Flint was a great admirer of H. G. Wells (this little grandmother-
schoolteacher told me) and had probably read all his works up to
the time when he (Flint) died in 1924. He had read Doyle and
Haggard, but: "Wells was his favourite--the real thinker."

Flint found a fellow-thinker in Austin Hall, whom he met in San
Jose, California, while working at a shop where shoes were
repaired electrically--"a rather new concept at the time." Hall,
learning that Flint lived in the same city, sought him out, and
they became fast friends. Each stimulated the other.
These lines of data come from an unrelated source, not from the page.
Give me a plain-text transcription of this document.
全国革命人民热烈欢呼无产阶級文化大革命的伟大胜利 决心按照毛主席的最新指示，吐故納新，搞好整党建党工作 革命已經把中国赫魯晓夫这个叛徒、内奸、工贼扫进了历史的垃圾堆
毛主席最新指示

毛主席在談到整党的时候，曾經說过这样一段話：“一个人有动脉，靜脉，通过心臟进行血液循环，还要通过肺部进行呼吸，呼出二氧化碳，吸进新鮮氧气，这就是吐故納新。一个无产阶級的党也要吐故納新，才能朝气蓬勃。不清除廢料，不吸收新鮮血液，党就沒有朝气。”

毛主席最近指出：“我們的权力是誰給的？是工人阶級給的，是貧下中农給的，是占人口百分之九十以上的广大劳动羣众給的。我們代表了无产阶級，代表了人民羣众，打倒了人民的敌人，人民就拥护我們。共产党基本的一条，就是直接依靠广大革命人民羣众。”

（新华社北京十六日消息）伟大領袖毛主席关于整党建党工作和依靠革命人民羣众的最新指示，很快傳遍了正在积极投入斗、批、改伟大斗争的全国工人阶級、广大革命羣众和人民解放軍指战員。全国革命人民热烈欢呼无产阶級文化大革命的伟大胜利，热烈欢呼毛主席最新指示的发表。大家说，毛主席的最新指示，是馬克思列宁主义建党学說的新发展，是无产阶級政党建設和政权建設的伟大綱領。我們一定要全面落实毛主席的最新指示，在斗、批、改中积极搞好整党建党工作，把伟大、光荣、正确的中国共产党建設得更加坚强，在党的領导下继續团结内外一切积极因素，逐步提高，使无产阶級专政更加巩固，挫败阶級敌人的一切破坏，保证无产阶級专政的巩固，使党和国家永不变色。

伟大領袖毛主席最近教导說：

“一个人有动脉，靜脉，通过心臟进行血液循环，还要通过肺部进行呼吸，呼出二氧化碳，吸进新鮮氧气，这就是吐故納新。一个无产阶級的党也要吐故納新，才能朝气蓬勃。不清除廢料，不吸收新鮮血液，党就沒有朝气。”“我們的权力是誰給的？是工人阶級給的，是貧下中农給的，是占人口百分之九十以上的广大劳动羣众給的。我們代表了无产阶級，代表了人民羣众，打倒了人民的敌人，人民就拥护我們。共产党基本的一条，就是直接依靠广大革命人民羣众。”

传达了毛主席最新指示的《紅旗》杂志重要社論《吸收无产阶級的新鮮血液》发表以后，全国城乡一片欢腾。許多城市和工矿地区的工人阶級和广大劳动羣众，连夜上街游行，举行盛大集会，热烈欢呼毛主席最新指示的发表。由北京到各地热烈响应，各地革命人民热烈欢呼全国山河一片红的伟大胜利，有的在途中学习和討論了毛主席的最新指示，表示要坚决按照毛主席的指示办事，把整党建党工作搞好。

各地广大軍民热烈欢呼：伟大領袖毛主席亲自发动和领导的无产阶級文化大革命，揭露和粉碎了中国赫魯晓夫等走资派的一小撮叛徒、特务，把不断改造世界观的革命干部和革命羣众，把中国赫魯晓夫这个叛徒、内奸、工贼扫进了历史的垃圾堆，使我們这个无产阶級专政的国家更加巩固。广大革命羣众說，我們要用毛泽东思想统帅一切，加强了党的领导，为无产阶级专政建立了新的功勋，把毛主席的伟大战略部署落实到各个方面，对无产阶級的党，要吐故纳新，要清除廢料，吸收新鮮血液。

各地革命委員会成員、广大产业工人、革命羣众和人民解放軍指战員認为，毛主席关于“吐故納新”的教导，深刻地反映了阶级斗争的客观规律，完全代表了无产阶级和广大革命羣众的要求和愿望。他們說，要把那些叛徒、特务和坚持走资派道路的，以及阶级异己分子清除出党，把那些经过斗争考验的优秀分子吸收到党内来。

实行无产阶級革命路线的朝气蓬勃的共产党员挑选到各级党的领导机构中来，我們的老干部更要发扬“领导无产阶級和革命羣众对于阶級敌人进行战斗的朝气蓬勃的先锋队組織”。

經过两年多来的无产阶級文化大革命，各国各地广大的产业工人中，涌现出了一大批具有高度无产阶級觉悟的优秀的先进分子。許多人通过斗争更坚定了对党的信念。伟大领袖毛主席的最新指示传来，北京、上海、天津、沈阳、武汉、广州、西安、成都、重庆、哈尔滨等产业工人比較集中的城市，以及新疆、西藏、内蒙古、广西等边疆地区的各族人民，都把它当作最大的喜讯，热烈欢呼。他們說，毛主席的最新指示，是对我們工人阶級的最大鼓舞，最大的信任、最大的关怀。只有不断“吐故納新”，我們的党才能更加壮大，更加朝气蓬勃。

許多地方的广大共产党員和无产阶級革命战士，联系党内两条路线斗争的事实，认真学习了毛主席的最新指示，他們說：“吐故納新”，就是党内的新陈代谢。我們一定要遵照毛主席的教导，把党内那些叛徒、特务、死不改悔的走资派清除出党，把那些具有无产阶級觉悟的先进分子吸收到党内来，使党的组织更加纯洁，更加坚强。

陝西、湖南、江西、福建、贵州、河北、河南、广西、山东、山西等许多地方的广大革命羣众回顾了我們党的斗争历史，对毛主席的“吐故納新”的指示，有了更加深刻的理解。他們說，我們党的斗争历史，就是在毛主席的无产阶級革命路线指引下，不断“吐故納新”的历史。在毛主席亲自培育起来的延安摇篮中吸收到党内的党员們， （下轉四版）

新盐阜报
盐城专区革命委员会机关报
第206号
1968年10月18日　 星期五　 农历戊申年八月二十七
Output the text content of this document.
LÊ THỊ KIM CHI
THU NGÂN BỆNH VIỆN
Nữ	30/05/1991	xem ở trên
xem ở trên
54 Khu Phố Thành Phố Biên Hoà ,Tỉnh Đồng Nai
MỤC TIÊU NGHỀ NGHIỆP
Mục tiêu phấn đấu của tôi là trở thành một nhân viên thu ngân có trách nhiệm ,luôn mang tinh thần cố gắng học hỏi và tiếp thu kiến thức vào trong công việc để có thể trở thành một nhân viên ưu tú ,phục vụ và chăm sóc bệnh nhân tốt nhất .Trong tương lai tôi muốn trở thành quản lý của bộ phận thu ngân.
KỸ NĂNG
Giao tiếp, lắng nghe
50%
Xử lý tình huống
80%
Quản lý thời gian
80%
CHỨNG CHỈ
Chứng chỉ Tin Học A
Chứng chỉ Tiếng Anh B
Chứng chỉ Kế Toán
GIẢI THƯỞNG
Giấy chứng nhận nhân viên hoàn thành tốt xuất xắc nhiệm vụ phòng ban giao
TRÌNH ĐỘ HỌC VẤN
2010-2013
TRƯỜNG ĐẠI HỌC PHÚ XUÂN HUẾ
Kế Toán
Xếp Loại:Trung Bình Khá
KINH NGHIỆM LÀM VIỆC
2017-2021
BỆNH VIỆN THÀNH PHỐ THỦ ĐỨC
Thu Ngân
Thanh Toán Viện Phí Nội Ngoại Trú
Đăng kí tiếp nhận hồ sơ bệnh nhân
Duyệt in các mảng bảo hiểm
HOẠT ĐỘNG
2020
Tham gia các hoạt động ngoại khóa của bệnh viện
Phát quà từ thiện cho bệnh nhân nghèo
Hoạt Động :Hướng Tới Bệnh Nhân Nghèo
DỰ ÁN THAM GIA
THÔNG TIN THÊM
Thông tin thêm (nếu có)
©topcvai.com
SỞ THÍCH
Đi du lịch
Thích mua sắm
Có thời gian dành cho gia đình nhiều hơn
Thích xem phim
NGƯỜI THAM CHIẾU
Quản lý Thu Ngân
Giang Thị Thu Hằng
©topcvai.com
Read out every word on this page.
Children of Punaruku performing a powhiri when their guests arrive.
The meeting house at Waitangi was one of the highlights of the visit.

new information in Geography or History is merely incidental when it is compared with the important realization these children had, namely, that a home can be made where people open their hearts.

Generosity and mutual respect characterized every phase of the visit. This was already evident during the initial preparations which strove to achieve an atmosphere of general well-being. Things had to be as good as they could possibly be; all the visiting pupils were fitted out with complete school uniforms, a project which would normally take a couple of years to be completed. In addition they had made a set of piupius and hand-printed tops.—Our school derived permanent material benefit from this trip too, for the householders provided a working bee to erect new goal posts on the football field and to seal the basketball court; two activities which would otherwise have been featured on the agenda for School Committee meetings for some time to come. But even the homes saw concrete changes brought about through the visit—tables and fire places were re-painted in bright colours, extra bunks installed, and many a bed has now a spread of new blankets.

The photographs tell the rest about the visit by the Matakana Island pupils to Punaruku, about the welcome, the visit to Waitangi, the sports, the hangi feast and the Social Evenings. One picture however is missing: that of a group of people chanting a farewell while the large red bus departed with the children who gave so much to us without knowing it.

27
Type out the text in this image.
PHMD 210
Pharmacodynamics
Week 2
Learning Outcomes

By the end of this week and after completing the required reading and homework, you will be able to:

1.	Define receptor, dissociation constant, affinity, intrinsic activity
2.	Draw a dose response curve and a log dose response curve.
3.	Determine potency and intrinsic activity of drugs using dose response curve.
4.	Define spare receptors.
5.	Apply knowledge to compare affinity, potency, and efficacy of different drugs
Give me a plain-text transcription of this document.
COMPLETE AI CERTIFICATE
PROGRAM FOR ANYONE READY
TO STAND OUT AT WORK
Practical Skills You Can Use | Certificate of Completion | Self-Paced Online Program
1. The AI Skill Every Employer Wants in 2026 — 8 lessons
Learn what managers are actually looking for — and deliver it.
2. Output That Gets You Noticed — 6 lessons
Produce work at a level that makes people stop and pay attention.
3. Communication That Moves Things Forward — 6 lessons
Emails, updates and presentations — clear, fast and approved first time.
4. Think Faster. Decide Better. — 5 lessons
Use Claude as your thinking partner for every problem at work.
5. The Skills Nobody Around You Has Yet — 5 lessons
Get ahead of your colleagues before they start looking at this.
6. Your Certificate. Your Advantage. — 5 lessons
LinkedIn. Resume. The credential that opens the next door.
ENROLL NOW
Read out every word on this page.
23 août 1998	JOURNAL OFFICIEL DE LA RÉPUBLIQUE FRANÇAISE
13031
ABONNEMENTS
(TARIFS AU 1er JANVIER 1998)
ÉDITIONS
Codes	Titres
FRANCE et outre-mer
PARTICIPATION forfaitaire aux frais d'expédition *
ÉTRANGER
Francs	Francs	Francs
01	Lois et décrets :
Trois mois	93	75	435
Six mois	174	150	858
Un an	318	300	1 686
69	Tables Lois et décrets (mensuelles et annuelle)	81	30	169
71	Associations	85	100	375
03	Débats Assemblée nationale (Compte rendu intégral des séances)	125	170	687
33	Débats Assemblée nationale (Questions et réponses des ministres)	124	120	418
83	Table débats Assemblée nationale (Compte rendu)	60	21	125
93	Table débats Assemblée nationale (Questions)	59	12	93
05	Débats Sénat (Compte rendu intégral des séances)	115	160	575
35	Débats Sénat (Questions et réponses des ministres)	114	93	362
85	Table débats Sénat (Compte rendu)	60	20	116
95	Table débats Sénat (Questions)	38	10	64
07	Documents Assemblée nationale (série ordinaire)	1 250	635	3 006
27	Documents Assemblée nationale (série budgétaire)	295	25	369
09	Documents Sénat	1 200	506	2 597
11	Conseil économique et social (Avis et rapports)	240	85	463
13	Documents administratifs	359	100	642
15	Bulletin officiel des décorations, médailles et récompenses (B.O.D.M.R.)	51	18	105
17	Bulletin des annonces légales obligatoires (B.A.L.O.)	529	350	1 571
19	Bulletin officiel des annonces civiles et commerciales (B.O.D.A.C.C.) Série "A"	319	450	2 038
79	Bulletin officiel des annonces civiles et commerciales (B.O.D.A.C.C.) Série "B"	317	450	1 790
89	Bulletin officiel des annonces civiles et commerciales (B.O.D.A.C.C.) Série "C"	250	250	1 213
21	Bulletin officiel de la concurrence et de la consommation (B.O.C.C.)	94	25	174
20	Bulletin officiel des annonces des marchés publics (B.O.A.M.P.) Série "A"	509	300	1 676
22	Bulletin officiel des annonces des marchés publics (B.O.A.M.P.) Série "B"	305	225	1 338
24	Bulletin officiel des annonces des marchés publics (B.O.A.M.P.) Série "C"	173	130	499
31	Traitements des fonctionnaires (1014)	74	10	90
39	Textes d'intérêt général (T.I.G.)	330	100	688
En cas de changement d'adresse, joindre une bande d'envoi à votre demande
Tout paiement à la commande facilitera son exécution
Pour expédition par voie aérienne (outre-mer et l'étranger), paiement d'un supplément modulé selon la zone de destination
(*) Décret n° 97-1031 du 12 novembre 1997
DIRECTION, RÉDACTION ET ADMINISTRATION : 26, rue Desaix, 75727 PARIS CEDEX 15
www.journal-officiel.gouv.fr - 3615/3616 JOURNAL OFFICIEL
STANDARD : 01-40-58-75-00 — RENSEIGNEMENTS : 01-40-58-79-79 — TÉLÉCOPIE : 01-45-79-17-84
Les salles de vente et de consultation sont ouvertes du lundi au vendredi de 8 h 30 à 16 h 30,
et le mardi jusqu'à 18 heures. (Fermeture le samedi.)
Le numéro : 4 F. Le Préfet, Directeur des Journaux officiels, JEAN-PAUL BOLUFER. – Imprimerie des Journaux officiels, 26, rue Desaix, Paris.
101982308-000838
As Hall told
me twenty years ago of the origin of THE BLIND SPOT:

"One day after we had lunched together, I held my finger up in
front of one of my eyes and said: 'Homer, couldn't a story be
written about that blind spot in the eye?' Not much was said about
it at the time, but four days later, again at lunch, I outlined
the whole story to him. I wrote the first eighteen chapters; Homer
took up the tale as 'Hobart Fenton' and wrote the chapters about
the house of miracles, the living death, the rousing of Aradna's
mind, and so forth, up to 'The Man from Space,' where once again I
took over."

To THE BLIND SPOT Hall contributed a great knowledge of history
and anthropology, while Flint's fortes were physics and medicine.